The researchers say that what they observed in the boys’ brains is “in sharp contrast with the continuous progression of cerebral demyelination in untreated ALD patients”, but was similar to what is typically observed after donor transplant.
The authors also say that their results support the case for further testing of this form of gene therapy in patients who have ALD with brain demyelination and no matched donors. This research should include adult ALD patients. They say that they will need longer follow-up and a larger sample of treated patients to ensure that any risks associated with gene therapy are minimal.

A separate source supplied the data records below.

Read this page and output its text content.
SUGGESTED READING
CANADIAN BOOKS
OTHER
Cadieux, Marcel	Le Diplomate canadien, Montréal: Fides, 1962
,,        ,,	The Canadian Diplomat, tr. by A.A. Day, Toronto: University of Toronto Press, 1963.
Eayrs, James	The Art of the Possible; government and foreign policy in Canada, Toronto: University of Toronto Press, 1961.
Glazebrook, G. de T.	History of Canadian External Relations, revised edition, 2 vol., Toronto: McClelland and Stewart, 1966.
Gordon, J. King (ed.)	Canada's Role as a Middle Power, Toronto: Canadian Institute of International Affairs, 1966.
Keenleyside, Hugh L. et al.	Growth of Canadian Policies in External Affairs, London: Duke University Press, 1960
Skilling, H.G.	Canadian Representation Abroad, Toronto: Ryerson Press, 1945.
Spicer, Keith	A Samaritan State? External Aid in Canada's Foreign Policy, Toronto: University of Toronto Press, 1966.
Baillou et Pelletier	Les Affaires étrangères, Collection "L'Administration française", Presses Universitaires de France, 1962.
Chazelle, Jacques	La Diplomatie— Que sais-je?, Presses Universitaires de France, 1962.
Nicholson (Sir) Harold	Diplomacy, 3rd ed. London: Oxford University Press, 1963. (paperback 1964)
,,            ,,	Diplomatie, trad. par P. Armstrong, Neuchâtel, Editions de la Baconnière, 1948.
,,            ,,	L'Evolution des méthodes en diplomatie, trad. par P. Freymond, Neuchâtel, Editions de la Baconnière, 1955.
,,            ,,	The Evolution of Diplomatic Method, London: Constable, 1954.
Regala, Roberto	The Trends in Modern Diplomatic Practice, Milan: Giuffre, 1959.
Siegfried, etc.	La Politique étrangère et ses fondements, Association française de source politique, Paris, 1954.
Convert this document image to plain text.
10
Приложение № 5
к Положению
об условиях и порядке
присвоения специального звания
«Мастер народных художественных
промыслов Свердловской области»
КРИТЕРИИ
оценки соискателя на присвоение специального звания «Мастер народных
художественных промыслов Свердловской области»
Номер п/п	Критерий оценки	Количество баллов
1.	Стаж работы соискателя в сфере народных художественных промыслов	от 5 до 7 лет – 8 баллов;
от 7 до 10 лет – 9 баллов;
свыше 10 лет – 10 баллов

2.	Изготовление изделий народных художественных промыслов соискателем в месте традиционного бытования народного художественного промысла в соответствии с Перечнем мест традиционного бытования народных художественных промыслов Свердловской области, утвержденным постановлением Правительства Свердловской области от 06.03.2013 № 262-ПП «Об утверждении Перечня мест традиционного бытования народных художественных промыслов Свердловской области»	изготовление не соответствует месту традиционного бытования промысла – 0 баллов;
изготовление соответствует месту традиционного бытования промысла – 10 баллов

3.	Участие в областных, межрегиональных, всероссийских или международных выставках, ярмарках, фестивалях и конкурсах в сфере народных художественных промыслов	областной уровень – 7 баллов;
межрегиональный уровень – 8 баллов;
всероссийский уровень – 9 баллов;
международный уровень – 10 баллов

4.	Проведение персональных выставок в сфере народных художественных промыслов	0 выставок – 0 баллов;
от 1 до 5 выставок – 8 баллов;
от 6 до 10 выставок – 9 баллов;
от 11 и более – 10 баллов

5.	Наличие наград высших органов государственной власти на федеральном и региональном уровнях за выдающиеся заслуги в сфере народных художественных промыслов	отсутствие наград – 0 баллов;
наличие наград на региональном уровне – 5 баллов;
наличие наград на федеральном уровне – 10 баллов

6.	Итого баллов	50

This research indicates the potential of gene therapy in ALD. The study is important as, although the disease is rare, its effects are serious and fatal if not treated. The boys have been followed for about 30 months and the longer-term effects of the treatment are not yet clear. As the authors note, larger studies with longer follow-up are needed to determine the longer-term effects of this treatment and any risks associated with it. Further studies are also needed to determine how well the therapy compares to stem-cell transplant in boys who have a matched donor.